Quick Facts: Arniston
- Arniston is situated in close proximity to Africa's most southern point Cape Agulhas
- Arniston is surrounded by two Nature Reserves: the De Hoop Nature Reserve and De Mond Nature Reserve
- Activities: fishing, bird watching, whale watching, walking and hiking, snorkelling, diving, mountain biking and exploring the multitude of coastal caves
- Hotel: Arniston Hotel & Spa
- Cape Agulhas Wine Route
- The Whale Trail
Distance to Airport: 196 km
The tranquil small fishing village of Arniston is situated on the shores of Marcus Bay north-east of the famous Cape Agulhas, Africa’s most southern point. The name ‘Arniston’ comes from one of the numerous ship wrecks on the regions’s jagged coastline. The Arniston sank in 1815 after the ship, already laden with wounded soldiers on the way from Ceylon to England via Cape Town, decided to cut away its three anchors and run ashore due to heavy winds having destroyed its sails. It broke up on the sharp rocks of the Arniston Reef and only 6 of the 378 passengers survived.
But the village of Arniston has dispelled its origin of doom, and delights visitors today with its craggy cliffs and the quaint, whitewashed, thatched fishermen’s cottages of Kassiebaai, which are more than two centuries old and a national monument in its entirety. The cliffs, the rolling sand dunes, golden beaches and intense blue of the sea make Arniston one of the best-kept secrets along the Overberg coast. The coastline is an invitation to long walks and has many examples of spectacular sea erosion with numerous displays of caverns and arches.
The South African town of Arniston is surrounded by two nature reserves: the De Hoop and De Mond Nature Reserves. De Hoop Nature Reserve conserves a major wetland and is home to about 100 aquatic bird species and of international importance for migratory birds. This coastline of South Africa is a marine reserve, one of the biggest in Africa, and the rare African Black Oyster Catcher, the Southern Right Whale and at least 250 species of fish are protected. De Mond Nature Reserve lies at the mouth of the Heuningnes River, between Arniston and Struisbaai.
It is home to a number of small mammals, such as grysbok, steenbok and grey duiker as well as the rather illusive caracal.

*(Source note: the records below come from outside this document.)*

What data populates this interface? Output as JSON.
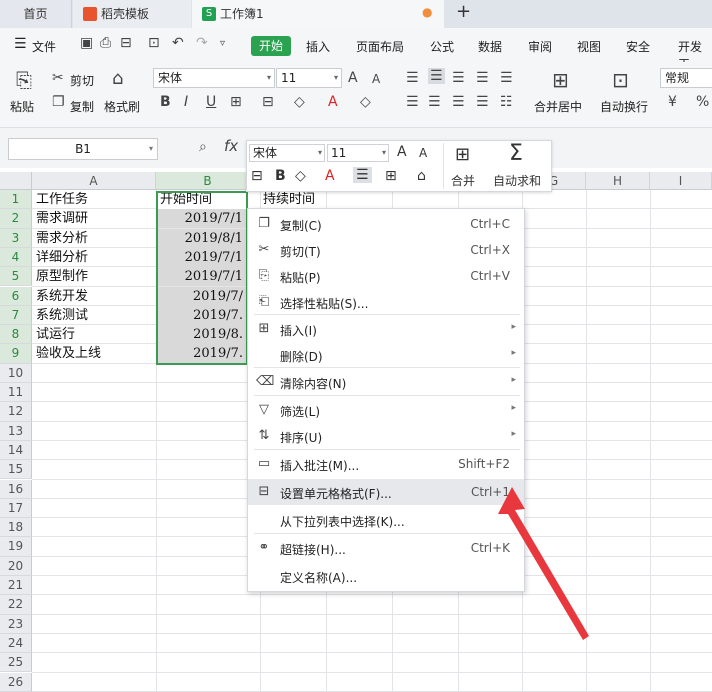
{
  "tabs": {
    "home": "首页",
    "template": "稻壳模板",
    "book": "工作簿1",
    "book_icon": "S"
  },
  "menubar": {
    "file": "文件",
    "start": "开始",
    "items": [
      "插入",
      "页面布局",
      "公式",
      "数据",
      "审阅",
      "视图",
      "安全",
      "开发工"
    ]
  },
  "ribbon": {
    "paste": "粘贴",
    "cut": "剪切",
    "copy": "复制",
    "format_painter": "格式刷",
    "font_name": "宋体",
    "font_size": "11",
    "merge_center": "合并居中",
    "wrap_text": "自动换行",
    "number_format": "常规",
    "bold": "B",
    "italic": "I",
    "underline": "U"
  },
  "formula_bar": {
    "name_box": "B1",
    "fx": "fx"
  },
  "grid": {
    "columns": [
      "A",
      "B",
      "C",
      "D",
      "E",
      "F",
      "G",
      "H",
      "I"
    ],
    "rows": [
      "1",
      "2",
      "3",
      "4",
      "5",
      "6",
      "7",
      "8",
      "9",
      "10",
      "11",
      "12",
      "13",
      "14",
      "15",
      "16",
      "17",
      "18",
      "19",
      "20",
      "21",
      "22",
      "23",
      "24",
      "25",
      "26"
    ],
    "colA": [
      "工作任务",
      "需求调研",
      "需求分析",
      "详细分析",
      "原型制作",
      "系统开发",
      "系统测试",
      "试运行",
      "验收及上线"
    ],
    "colB": [
      "开始时间",
      "2019/7/1",
      "2019/8/1",
      "2019/7/1",
      "2019/7/1",
      "2019/7/",
      "2019/7.",
      "2019/8.",
      "2019/7."
    ],
    "c1": "持续时间"
  },
  "mini_toolbar": {
    "font_name": "宋体",
    "font_size": "11",
    "bold": "B",
    "merge": "合并",
    "autosum": "自动求和"
  },
  "context_menu": {
    "items": [
      {
        "label": "复制(C)",
        "shortcut": "Ctrl+C",
        "icon": "copy-icon"
      },
      {
        "label": "剪切(T)",
        "shortcut": "Ctrl+X",
        "icon": "scissors-icon"
      },
      {
        "label": "粘贴(P)",
        "shortcut": "Ctrl+V",
        "icon": "paste-icon"
      },
      {
        "label": "选择性粘贴(S)...",
        "shortcut": "",
        "icon": "paste-special-icon"
      },
      {
        "label": "插入(I)",
        "shortcut": "",
        "icon": "insert-icon"
      },
      {
        "label": "删除(D)",
        "shortcut": "",
        "icon": ""
      },
      {
        "label": "清除内容(N)",
        "shortcut": "",
        "icon": "eraser-icon"
      },
      {
        "label": "筛选(L)",
        "shortcut": "",
        "icon": "filter-icon"
      },
      {
        "label": "排序(U)",
        "shortcut": "",
        "icon": "sort-icon"
      },
      {
        "label": "插入批注(M)...",
        "shortcut": "Shift+F2",
        "icon": "comment-icon"
      },
      {
        "label": "设置单元格格式(F)...",
        "shortcut": "Ctrl+1",
        "icon": "format-cells-icon"
      },
      {
        "label": "从下拉列表中选择(K)...",
        "shortcut": "",
        "icon": ""
      },
      {
        "label": "超链接(H)...",
        "shortcut": "Ctrl+K",
        "icon": "link-icon"
      },
      {
        "label": "定义名称(A)...",
        "shortcut": "",
        "icon": ""
      }
    ]
  },
  "colors": {
    "accent_green": "#2aa250",
    "selection_green": "#3d9a52",
    "arrow_red": "#e8383d"
  }
}
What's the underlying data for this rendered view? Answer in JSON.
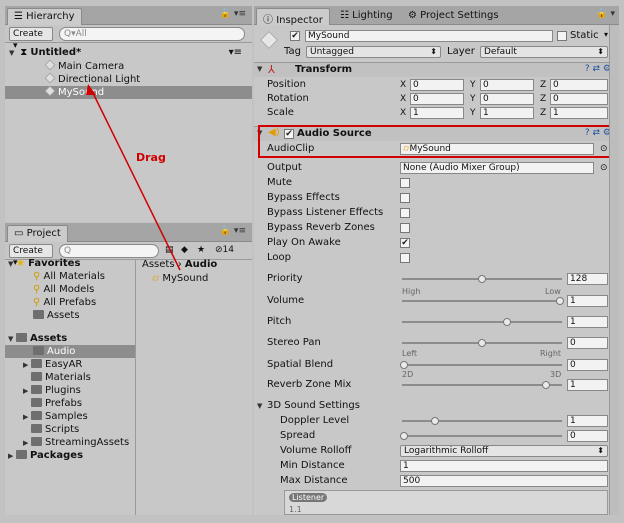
{
  "hierarchy": {
    "tab_label": "Hierarchy",
    "create_label": "Create ▾",
    "search_placeholder": "All",
    "scene_name": "Untitled*",
    "items": [
      "Main Camera",
      "Directional Light",
      "MySound"
    ]
  },
  "project": {
    "tab_label": "Project",
    "create_label": "Create ▾",
    "hidden_count": "14",
    "favorites_label": "Favorites",
    "favorites": [
      "All Materials",
      "All Models",
      "All Prefabs",
      "Assets"
    ],
    "assets_label": "Assets",
    "asset_folders": [
      "Audio",
      "EasyAR",
      "Materials",
      "Plugins",
      "Prefabs",
      "Samples",
      "Scripts",
      "StreamingAssets"
    ],
    "packages_label": "Packages",
    "breadcrumb_root": "Assets",
    "breadcrumb_sep": "›",
    "breadcrumb_current": "Audio",
    "file_name": "MySound"
  },
  "inspector": {
    "tabs": [
      "Inspector",
      "Lighting",
      "Project Settings"
    ],
    "object_name": "MySound",
    "static_label": "Static",
    "tag_label": "Tag",
    "tag_value": "Untagged",
    "layer_label": "Layer",
    "layer_value": "Default",
    "transform": {
      "title": "Transform",
      "rows": [
        {
          "label": "Position",
          "x": "0",
          "y": "0",
          "z": "0"
        },
        {
          "label": "Rotation",
          "x": "0",
          "y": "0",
          "z": "0"
        },
        {
          "label": "Scale",
          "x": "1",
          "y": "1",
          "z": "1"
        }
      ]
    },
    "audio_source": {
      "title": "Audio Source",
      "audioclip_label": "AudioClip",
      "audioclip_value": "MySound",
      "output_label": "Output",
      "output_value": "None (Audio Mixer Group)",
      "toggles": [
        {
          "label": "Mute",
          "checked": false
        },
        {
          "label": "Bypass Effects",
          "checked": false
        },
        {
          "label": "Bypass Listener Effects",
          "checked": false
        },
        {
          "label": "Bypass Reverb Zones",
          "checked": false
        },
        {
          "label": "Play On Awake",
          "checked": true
        },
        {
          "label": "Loop",
          "checked": false
        }
      ],
      "priority": {
        "label": "Priority",
        "value": "128",
        "level": 0.5,
        "low_label": "High",
        "high_label": "Low"
      },
      "volume": {
        "label": "Volume",
        "value": "1",
        "level": 1.0
      },
      "pitch": {
        "label": "Pitch",
        "value": "1",
        "level": 0.66
      },
      "stereo_pan": {
        "label": "Stereo Pan",
        "value": "0",
        "level": 0.5,
        "low_label": "Left",
        "high_label": "Right"
      },
      "spatial_blend": {
        "label": "Spatial Blend",
        "value": "0",
        "level": 0.0,
        "low_label": "2D",
        "high_label": "3D"
      },
      "reverb_zone_mix": {
        "label": "Reverb Zone Mix",
        "value": "1",
        "level": 0.91
      }
    },
    "sound_3d": {
      "title": "3D Sound Settings",
      "doppler": {
        "label": "Doppler Level",
        "value": "1",
        "level": 0.2
      },
      "spread": {
        "label": "Spread",
        "value": "0",
        "level": 0.0
      },
      "rolloff_label": "Volume Rolloff",
      "rolloff_value": "Logarithmic Rolloff",
      "min_distance_label": "Min Distance",
      "min_distance_value": "1",
      "max_distance_label": "Max Distance",
      "max_distance_value": "500",
      "graph_legend": "Listener",
      "graph_tick": "1.1"
    }
  },
  "annotation": {
    "drag_label": "Drag",
    "color": "#d00000"
  }
}
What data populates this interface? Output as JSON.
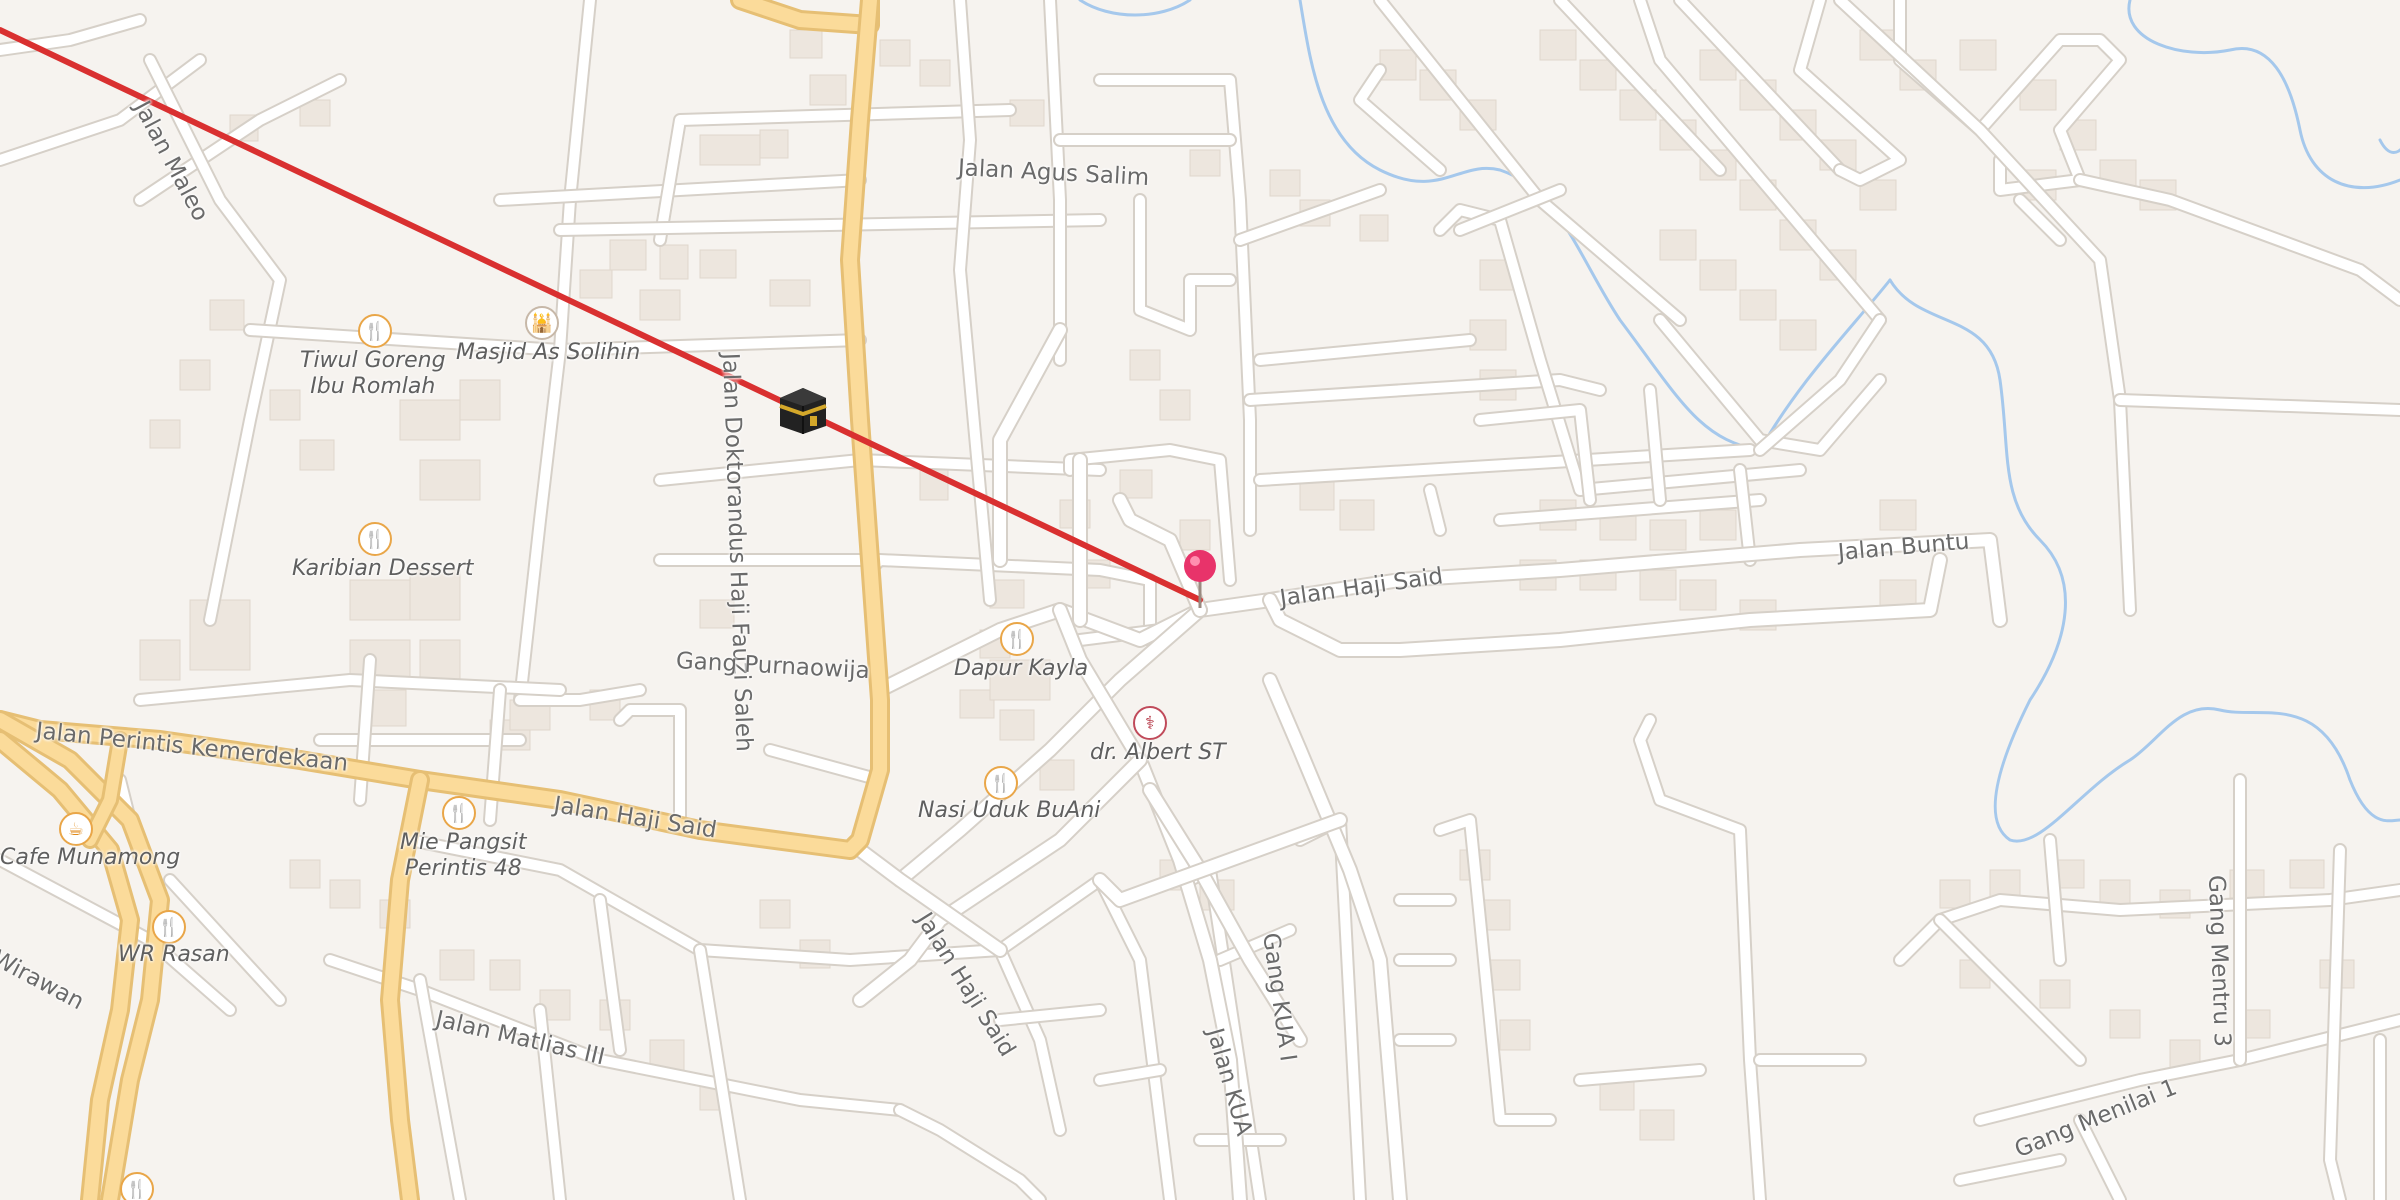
{
  "map": {
    "qibla_line_color": "#d93030",
    "major_road_color": "#fbdb9a",
    "water_color": "#a5c8ec",
    "marker_color": "#e8336a"
  },
  "roads": {
    "jalan_maleo": "Jalan Maleo",
    "jalan_agus_salim": "Jalan Agus Salim",
    "jalan_dokt_fauzi": "Jalan Doktorandus Haji Fauzi Saleh",
    "jalan_haji_said_1": "Jalan Haji Said",
    "jalan_haji_said_2": "Jalan Haji Said",
    "jalan_haji_said_3": "Jalan Haji Said",
    "jalan_buntu": "Jalan Buntu",
    "gang_purnaowija": "Gang Purnaowija",
    "jalan_perintis": "Jalan Perintis Kemerdekaan",
    "jalan_matlias": "Jalan Matlias III",
    "gang_kua_1": "Gang KUA I",
    "jalan_kua": "Jalan KUA",
    "gang_menilai": "Gang Menilai 1",
    "gang_mentru": "Gang Mentru 3",
    "wirawan": "Wirawan"
  },
  "pois": [
    {
      "name": "Tiwul Goreng\nIbu Romlah",
      "icon": "restaurant-icon"
    },
    {
      "name": "Masjid As Solihin",
      "icon": "mosque-icon"
    },
    {
      "name": "Karibian Dessert",
      "icon": "restaurant-icon"
    },
    {
      "name": "Dapur Kayla",
      "icon": "restaurant-icon"
    },
    {
      "name": "dr. Albert ST",
      "icon": "doctor-icon"
    },
    {
      "name": "Nasi Uduk BuAni",
      "icon": "restaurant-icon"
    },
    {
      "name": "Mie Pangsit\nPerintis 48",
      "icon": "restaurant-icon"
    },
    {
      "name": "Cafe Munamong",
      "icon": "cafe-icon"
    },
    {
      "name": "WR Rasan",
      "icon": "restaurant-icon"
    }
  ]
}
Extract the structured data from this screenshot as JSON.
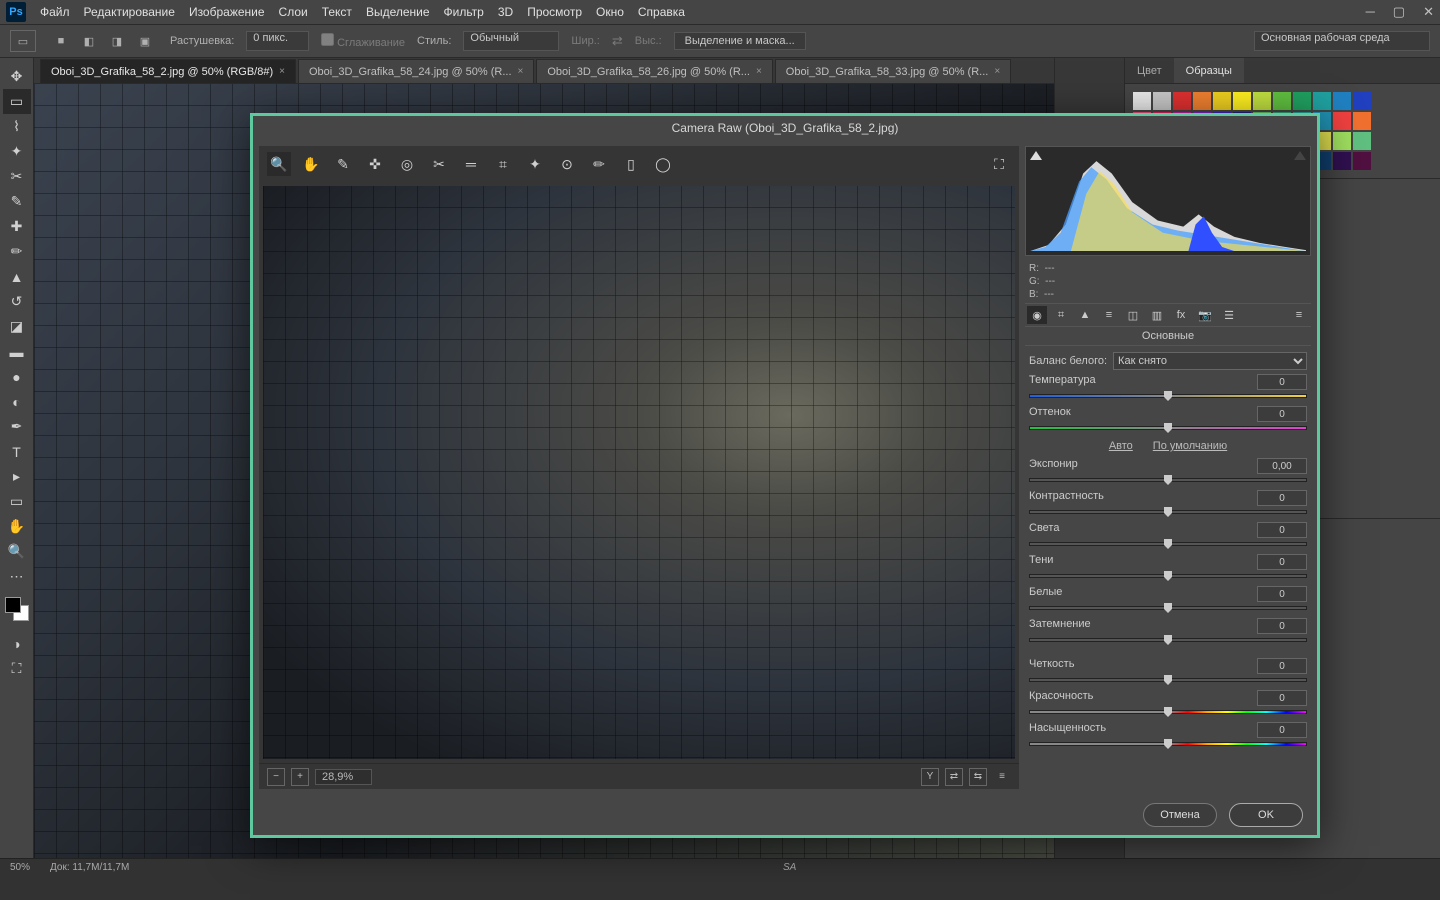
{
  "menu": [
    "Файл",
    "Редактирование",
    "Изображение",
    "Слои",
    "Текст",
    "Выделение",
    "Фильтр",
    "3D",
    "Просмотр",
    "Окно",
    "Справка"
  ],
  "optionsbar": {
    "feather_label": "Растушевка:",
    "feather_value": "0 пикс.",
    "antialias": "Сглаживание",
    "style_label": "Стиль:",
    "style_value": "Обычный",
    "width_label": "Шир.:",
    "height_label": "Выс.:",
    "select_mask": "Выделение и маска...",
    "workspace": "Основная рабочая среда"
  },
  "tabs": [
    {
      "label": "Oboi_3D_Grafika_58_2.jpg @ 50% (RGB/8#)",
      "active": true
    },
    {
      "label": "Oboi_3D_Grafika_58_24.jpg @ 50% (R...",
      "active": false
    },
    {
      "label": "Oboi_3D_Grafika_58_26.jpg @ 50% (R...",
      "active": false
    },
    {
      "label": "Oboi_3D_Grafika_58_33.jpg @ 50% (R...",
      "active": false
    }
  ],
  "status": {
    "zoom": "50%",
    "doc": "Док: 11,7M/11,7M",
    "sig": "SA"
  },
  "right_panel": {
    "tab_color": "Цвет",
    "tab_swatches": "Образцы"
  },
  "swatch_colors": [
    "#eaeaea",
    "#c8c8c8",
    "#e03030",
    "#f08030",
    "#f0d020",
    "#fff020",
    "#c0e040",
    "#60c040",
    "#20a060",
    "#20a0a0",
    "#2080c0",
    "#2040c0",
    "#f05080",
    "#e02060",
    "#c020a0",
    "#8020c0",
    "#4020c0",
    "#202080",
    "#60c060",
    "#30a070",
    "#20a090",
    "#2090b0",
    "#f04040",
    "#f07030",
    "#f0b020",
    "#d0e030",
    "#90d040",
    "#40b060",
    "#20a080",
    "#2090a0",
    "#f06060",
    "#f08850",
    "#f0c040",
    "#e0e050",
    "#a0e060",
    "#60c080",
    "#30b0a0",
    "#3090c0",
    "#801010",
    "#a03010",
    "#a07010",
    "#809010",
    "#508020",
    "#206040",
    "#105050",
    "#104070",
    "#301050",
    "#501040"
  ],
  "craw_title": "Camera Raw (Oboi_3D_Grafika_58_2.jpg)",
  "craw": {
    "zoom_pct": "28,9%",
    "rgb": {
      "r_label": "R:",
      "g_label": "G:",
      "b_label": "B:",
      "dash": "---"
    },
    "panel_title": "Основные",
    "wb_label": "Баланс белого:",
    "wb_value": "Как снято",
    "auto": "Авто",
    "default": "По умолчанию",
    "sliders": {
      "temp": {
        "label": "Температура",
        "value": "0"
      },
      "tint": {
        "label": "Оттенок",
        "value": "0"
      },
      "exposure": {
        "label": "Экспонир",
        "value": "0,00"
      },
      "contrast": {
        "label": "Контрастность",
        "value": "0"
      },
      "highlights": {
        "label": "Света",
        "value": "0"
      },
      "shadows": {
        "label": "Тени",
        "value": "0"
      },
      "whites": {
        "label": "Белые",
        "value": "0"
      },
      "blacks": {
        "label": "Затемнение",
        "value": "0"
      },
      "clarity": {
        "label": "Четкость",
        "value": "0"
      },
      "vibrance": {
        "label": "Красочность",
        "value": "0"
      },
      "saturation": {
        "label": "Насыщенность",
        "value": "0"
      }
    },
    "cancel": "Отмена",
    "ok": "OK"
  }
}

De Mond Nature Reserve is ideal for birdwatching and the reserve is particularly important for the protection of the threatened Damara, which is South Africa’s most endangered coastal bird.
Visitors to Arniston have the chance to experience fresh sea air, the thrill of fishing, exhilarating walks in pristine countryside, snorkelling in clear rock pools, diving amongst the many ocean wrecks, mountain biking and exploring the multitude of coastal caves, then you will be in the right place.